Combien d'habitants en Russie en 2026 ? Population, chiffres clés et évolution

Combien d’habitants en Russie en 2026 ? C’est l’une des questions les plus posées sur le plus grand pays du monde, et la réponse varie étonnamment selon la source : entre 141 et 146 millions de personnes. Cet écart n’est pas une imprécision : il reflète des choix méthodologiques, notamment l’inclusion ou non de la Crimée et des territoires annexés dans les statistiques officielles russes.
Cet article fait le point, chiffres à l’appui, sur la population de la Russie en 2026 : son niveau actuel, son évolution depuis trente-cinq ans, sa répartition sur un territoire immense, la hiérarchie de ses grandes villes et les perspectives d’avenir. Il complète notre article dédié au ratio femmes-hommes en Russie, qui analyse plus en détail la question du déséquilibre démographique entre les sexes.
Combien d’habitants en Russie en 2026 ? Le chiffre et ses limites
Donner un chiffre unique pour la population de la Russie en 2026 demande une précaution. L’office russe des statistiques, Rosstat, intègre dans ses calculs la péninsule de Crimée, rattachée en 2014, ainsi que les régions ukrainiennes partiellement occupées annexées depuis 2022. Cette méthodologie produit des estimations de l’ordre de 146 millions d’habitants. À l’inverse, les Nations Unies, la Banque mondiale et la plupart des instituts internationaux excluent ces territoires contestés et estiment la population entre 141 et 144 millions.

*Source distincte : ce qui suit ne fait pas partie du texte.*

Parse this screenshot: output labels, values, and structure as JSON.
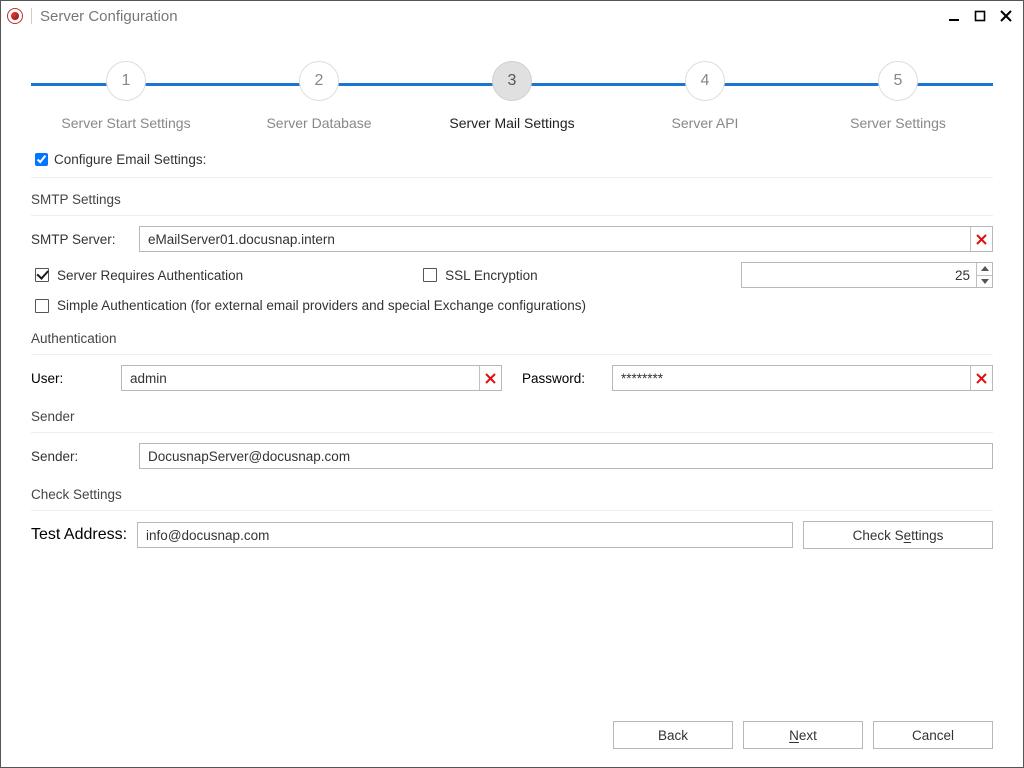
{
  "window": {
    "title": "Server Configuration"
  },
  "steps": [
    {
      "num": "1",
      "label": "Server Start Settings"
    },
    {
      "num": "2",
      "label": "Server Database"
    },
    {
      "num": "3",
      "label": "Server Mail Settings"
    },
    {
      "num": "4",
      "label": "Server API"
    },
    {
      "num": "5",
      "label": "Server Settings"
    }
  ],
  "active_step_index": 2,
  "configure_label": "Configure Email Settings:",
  "configure_checked": true,
  "sections": {
    "smtp_title": "SMTP Settings",
    "auth_title": "Authentication",
    "sender_title": "Sender",
    "check_title": "Check Settings"
  },
  "smtp": {
    "server_label": "SMTP Server:",
    "server_value": "eMailServer01.docusnap.intern",
    "requires_auth_label": "Server Requires Authentication",
    "requires_auth_checked": true,
    "ssl_label": "SSL Encryption",
    "ssl_checked": false,
    "port_value": "25",
    "simple_auth_label": "Simple Authentication (for external email providers and special Exchange configurations)",
    "simple_auth_checked": false
  },
  "auth": {
    "user_label": "User:",
    "user_value": "admin",
    "password_label": "Password:",
    "password_value": "********"
  },
  "sender": {
    "label": "Sender:",
    "value": "DocusnapServer@docusnap.com"
  },
  "check": {
    "label": "Test Address:",
    "value": "info@docusnap.com",
    "button_prefix": "Check S",
    "button_ul": "e",
    "button_suffix": "ttings"
  },
  "footer": {
    "back": "Back",
    "next_ul": "N",
    "next_rest": "ext",
    "cancel": "Cancel"
  }
}
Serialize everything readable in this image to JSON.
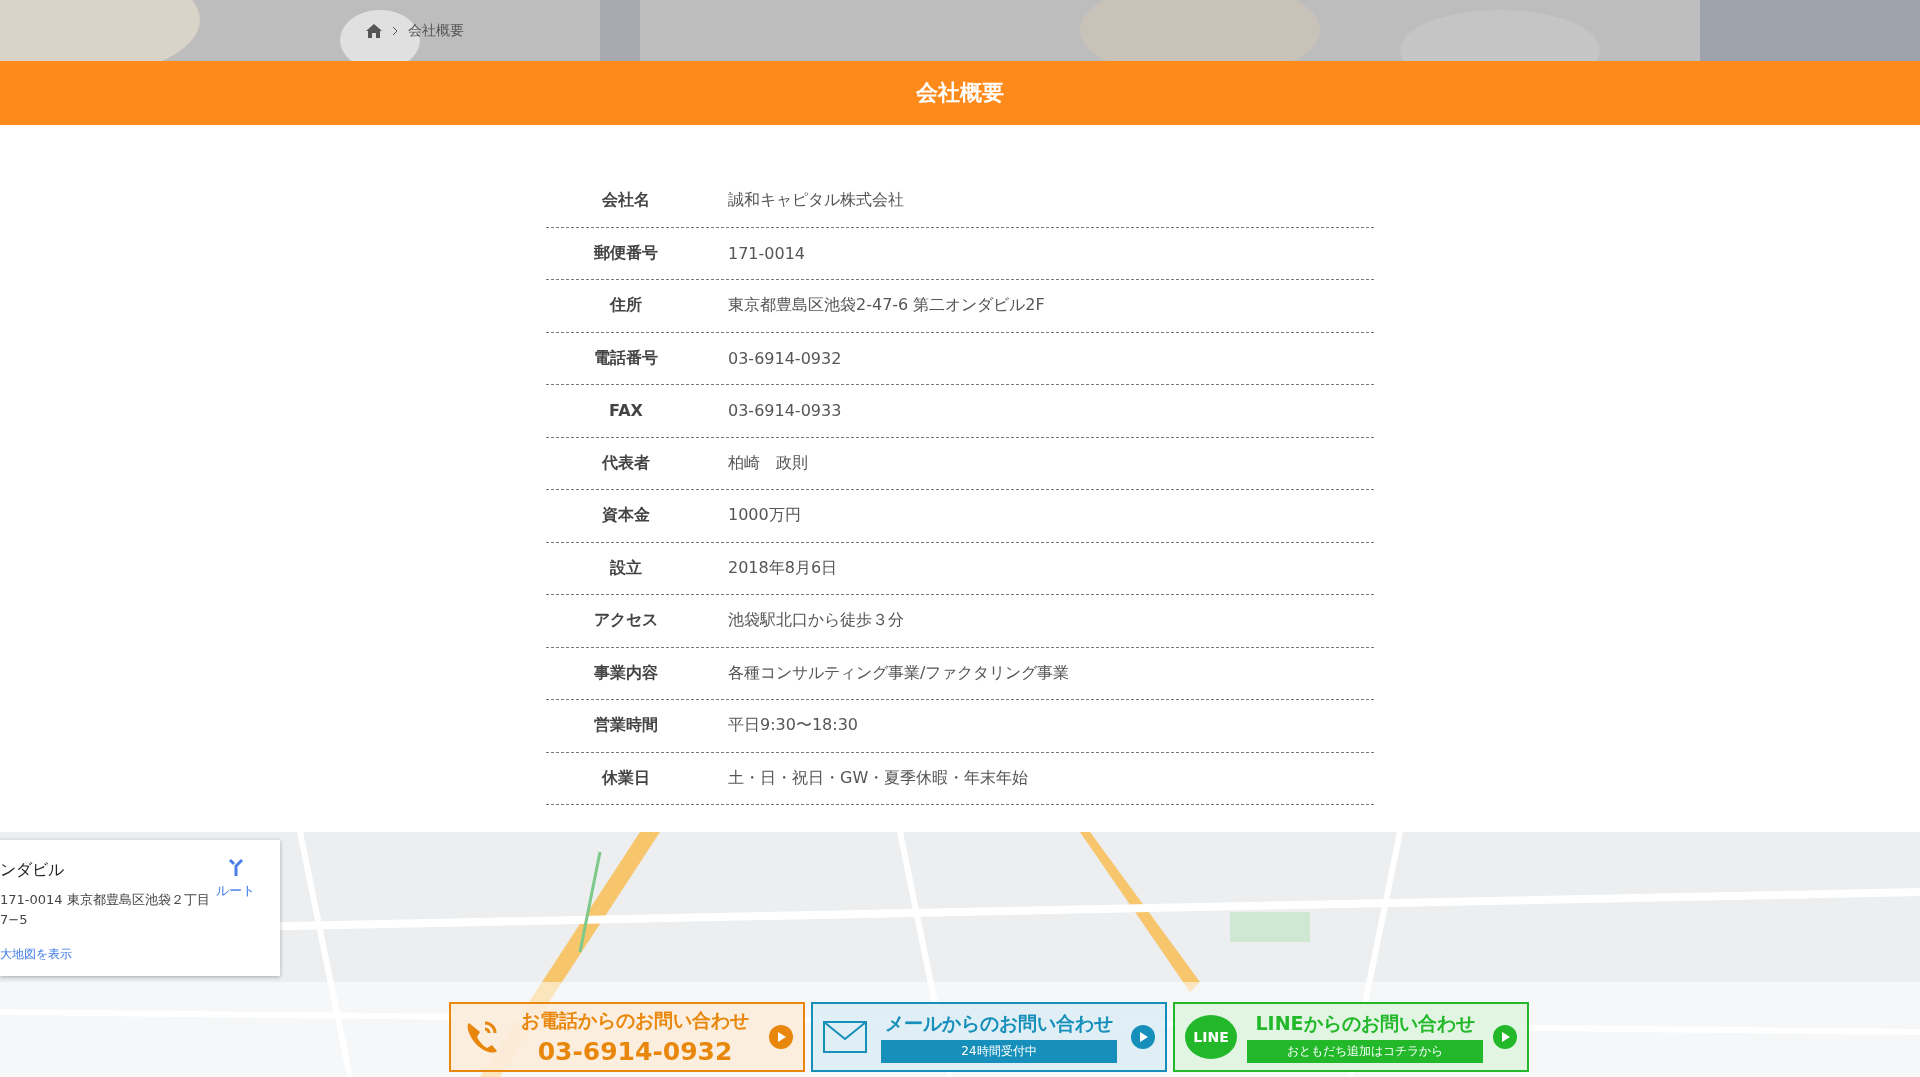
{
  "breadcrumb": {
    "current": "会社概要"
  },
  "page_title": "会社概要",
  "company_table": [
    {
      "label": "会社名",
      "value": "誠和キャピタル株式会社"
    },
    {
      "label": "郵便番号",
      "value": "171-0014"
    },
    {
      "label": "住所",
      "value": "東京都豊島区池袋2-47-6 第二オンダビル2F"
    },
    {
      "label": "電話番号",
      "value": "03-6914-0932"
    },
    {
      "label": "FAX",
      "value": "03-6914-0933"
    },
    {
      "label": "代表者",
      "value": "柏崎　政則"
    },
    {
      "label": "資本金",
      "value": "1000万円"
    },
    {
      "label": "設立",
      "value": "2018年8月6日"
    },
    {
      "label": "アクセス",
      "value": "池袋駅北口から徒歩３分"
    },
    {
      "label": "事業内容",
      "value": "各種コンサルティング事業/ファクタリング事業"
    },
    {
      "label": "営業時間",
      "value": "平日9:30〜18:30"
    },
    {
      "label": "休業日",
      "value": "土・日・祝日・GW・夏季休暇・年末年始"
    }
  ],
  "map_card": {
    "title": "ンダビル",
    "address": "171-0014 東京都豊島区池袋２丁目\n7−5",
    "route": "ルート",
    "larger_map": "大地図を表示"
  },
  "contact_buttons": [
    {
      "kind": "phone",
      "title": "お電話からのお問い合わせ",
      "sub": "03-6914-0932",
      "color": "#e8870c"
    },
    {
      "kind": "mail",
      "title": "メールからのお問い合わせ",
      "sub": "24時間受付中",
      "color": "#168fba"
    },
    {
      "kind": "line",
      "title": "LINEからのお問い合わせ",
      "icon_text": "LINE",
      "sub": "おともだち追加はコチラから",
      "color": "#22b82a"
    }
  ]
}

Les principaux indicateurs démographiques de la Russie en 2026 se résument ainsi :
| Indicateur | Valeur 2026 |
|---|---|
| Population totale | 141 à 146 millions d’habitants |
| Rang mondial | 9e pays le plus peuplé |
| Rang en Europe | 1er (devant la Turquie européenne et l’Allemagne) |
| Superficie | plus de 17 millions de km² |
| Densité moyenne | moins de 10 habitants/km² |
| Taux d’urbanisation | environ 75 % |
| Âge médian | environ 40 ans |
| Taux de fécondité | environ 1,4 enfant par femme |
Ces chiffres placent la Russie dans une situation paradoxale : c’est le pays le plus vaste du monde et le plus peuplé d’Europe, mais aussi l’un des grands pays les moins densément peuplés de la planète, loin derrière la France, l’Allemagne ou le Japon.

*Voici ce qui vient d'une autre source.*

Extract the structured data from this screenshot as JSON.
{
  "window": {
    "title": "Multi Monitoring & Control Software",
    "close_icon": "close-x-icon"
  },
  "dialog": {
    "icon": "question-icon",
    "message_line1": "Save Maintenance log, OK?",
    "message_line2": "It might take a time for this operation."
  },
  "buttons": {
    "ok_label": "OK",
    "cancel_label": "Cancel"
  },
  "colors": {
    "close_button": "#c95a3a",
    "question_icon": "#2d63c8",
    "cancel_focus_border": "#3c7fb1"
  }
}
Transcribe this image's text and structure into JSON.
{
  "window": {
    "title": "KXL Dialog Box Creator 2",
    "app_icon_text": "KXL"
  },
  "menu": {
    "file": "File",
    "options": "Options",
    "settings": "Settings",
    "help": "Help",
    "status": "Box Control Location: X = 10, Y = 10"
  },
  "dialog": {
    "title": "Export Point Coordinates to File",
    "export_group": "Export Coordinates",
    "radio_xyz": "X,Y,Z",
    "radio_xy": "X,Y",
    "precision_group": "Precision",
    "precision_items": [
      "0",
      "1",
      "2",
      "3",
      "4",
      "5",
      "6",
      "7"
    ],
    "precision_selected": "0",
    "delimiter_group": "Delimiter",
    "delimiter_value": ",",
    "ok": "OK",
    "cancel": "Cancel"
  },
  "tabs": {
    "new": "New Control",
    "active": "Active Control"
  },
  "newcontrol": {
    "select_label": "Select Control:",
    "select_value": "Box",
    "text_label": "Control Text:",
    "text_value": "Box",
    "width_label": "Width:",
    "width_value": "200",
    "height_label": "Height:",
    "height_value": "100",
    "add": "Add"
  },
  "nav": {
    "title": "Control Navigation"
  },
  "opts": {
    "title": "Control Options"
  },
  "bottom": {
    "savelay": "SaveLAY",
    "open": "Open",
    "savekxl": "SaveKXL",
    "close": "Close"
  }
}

L’évolution de la population russe de 1990 à 2026
La trajectoire démographique russe sur les trente-cinq dernières années se découpe en quatre phases distinctes, que le tableau suivant résume :
| Année | Population estimée | Contexte |
|---|---|---|
| 1990 | environ 148 millions | Pic historique de la RSFSR |
| 2002 | environ 145 millions | Chute post-soviétique (recensement) |
| 2010 | environ 143 millions | Point bas avant stabilisation (recensement) |
| 2015 | environ 146 millions | Rebond nataliste + rattachement de la Crimée (+2,3 M) |
| 2020 | environ 144 millions | Reprise du déclin |
| 2026 | 141 à 146 millions | Baisse accélérée depuis 2022 |
La première phase, celle des années 1990, est marquée par une chute brutale. La dissolution de l’Union soviétique s’accompagne d’une effondrement de la natalité, d’une surmortalité liée à la crise économique et sociale, et d’une baisse de l’espérance de vie, en particulier masculine. La Russie perd plusieurs millions d’habitants en une décennie.

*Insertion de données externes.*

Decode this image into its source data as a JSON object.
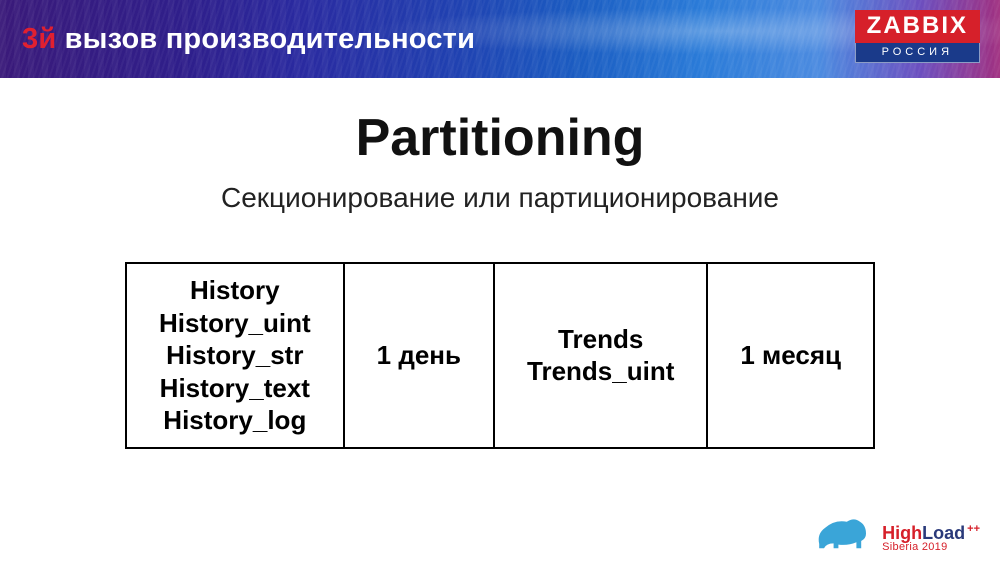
{
  "header": {
    "number": "3й",
    "title": "вызов производительности",
    "logo_top": "ZABBIX",
    "logo_bottom": "РОССИЯ"
  },
  "main": {
    "title": "Partitioning",
    "subtitle": "Секционирование или партиционирование"
  },
  "table": {
    "col1": [
      "History",
      "History_uint",
      "History_str",
      "History_text",
      "History_log"
    ],
    "col2": "1 день",
    "col3": [
      "Trends",
      "Trends_uint"
    ],
    "col4": "1 месяц"
  },
  "footer": {
    "brand_high": "High",
    "brand_load": "Load",
    "brand_plus": "++",
    "brand_sub": "Siberia 2019"
  }
}
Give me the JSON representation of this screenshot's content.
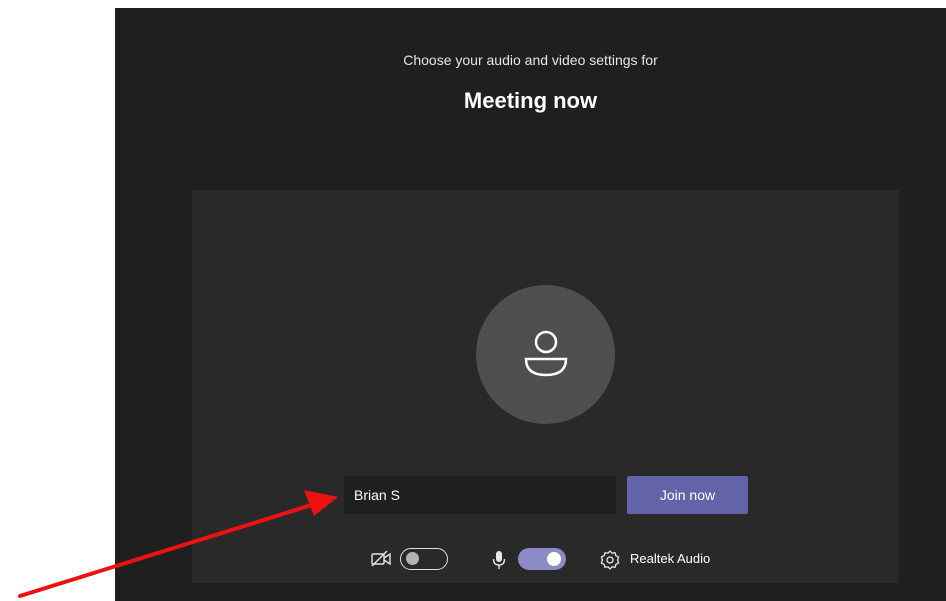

La deuxième phase, entre le milieu des années 2000 et la fin des années 2010, correspond à une stabilisation puis à un léger rebond. Les politiques natalistes mises en place par le gouvernement (prime à la naissance, soutien aux familles nombreuses) portent leurs fruits, et une immigration importante en provenance d’Asie centrale compense une partie du déficit naturel.
La troisième phase s’amorce à la fin des années 2010 : la natalité repart à la baisse, les générations nées dans les années 1990 arrivent à l’âge de procréer en étant numériquement faibles, et la pandémie de Covid-19 cause une surmortalité importante entre 2020 et 2021.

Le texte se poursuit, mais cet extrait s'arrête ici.